When the quarterly results of the bank came out last month, the street was not too happy with itPune Wealth Management. Amongst other things, the main bone of contention was the loan to deposit ratio of 110% post the merger. The management has acknowledged the need for it to decline.
It stated that the ratio would trend lower over the next several quarters and further stated that deposit growth must be 3-4% higher than the loan growth to bring down loan to deposit ratioAgra Wealth Management. As of now, sequential deposits growth of 1.9% materially lags loan growth of 4.9%.
Not withstanding this minor blip, the bank’s strong franchise, the huge synergies post the merger and the long runway for growth, makes it a good stock to keep on your watchlist.
Rounding off the list is Redington Ltd, a proxy to growth of Apple phones in India.
Yes, that’s correct. Warren Buffett’s biggest investment i.e. Apple has two key distributors in India – Ingram Micro and Redington India.
Redington is, therefore, a proxy to Apple's growth prospects in India over the coming decade.
Post pandemic, Apple has chosen to move a majority of its production facility from China to India.
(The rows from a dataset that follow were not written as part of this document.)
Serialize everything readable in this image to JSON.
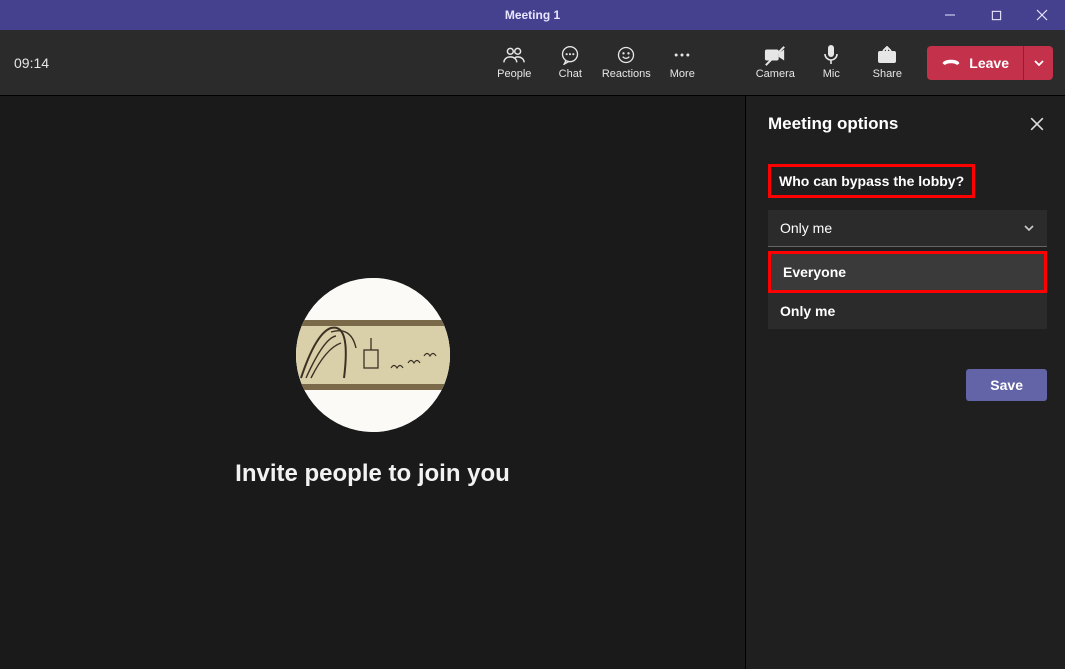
{
  "titlebar": {
    "title": "Meeting 1"
  },
  "toolbar": {
    "timer": "09:14",
    "people": "People",
    "chat": "Chat",
    "reactions": "Reactions",
    "more": "More",
    "camera": "Camera",
    "mic": "Mic",
    "share": "Share",
    "leave": "Leave"
  },
  "main": {
    "invite": "Invite people to join you"
  },
  "panel": {
    "title": "Meeting options",
    "q_bypass": "Who can bypass the lobby?",
    "selected": "Only me",
    "options": {
      "everyone": "Everyone",
      "only_me": "Only me"
    },
    "save": "Save"
  }
}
Also, its subsidiary Foxconn has committed more capital to India based capex. This bodes well for Redington given Apple's long-term plans for India.
The company currently derives almost 30% of its revenue from sale of Apple's devices. However, Redington certainly cannot rely on Apple alone for its future. Hence has already started reducing its dependence on the smartphone major.
With a high level of expertise in the IT, telecom, home appliances and consumer electronics sectors, the company has evolved from a distributor to a value-added supply chain company.
What further works in the company’s favour are the reasonable valuations and a strong balance sheet. Hence, with more levers for growth firmly in space, the stock does make a worthy addition to your Election 2024 watchlist.
These five stocks offer a strategic choice for investors looking beyond the immediate effects of the 2024 elections, focusing instead on companies with strong fundamentals and attractive valuations.
Such an approach can potentially yield significant returns regardless of the election outcome, making these stocks worthy of consideration for any investment watchlist.
Happy Investing.
Disclaimer: This article is for information purposes only. It is not a stock recommendation and should not be treated as such.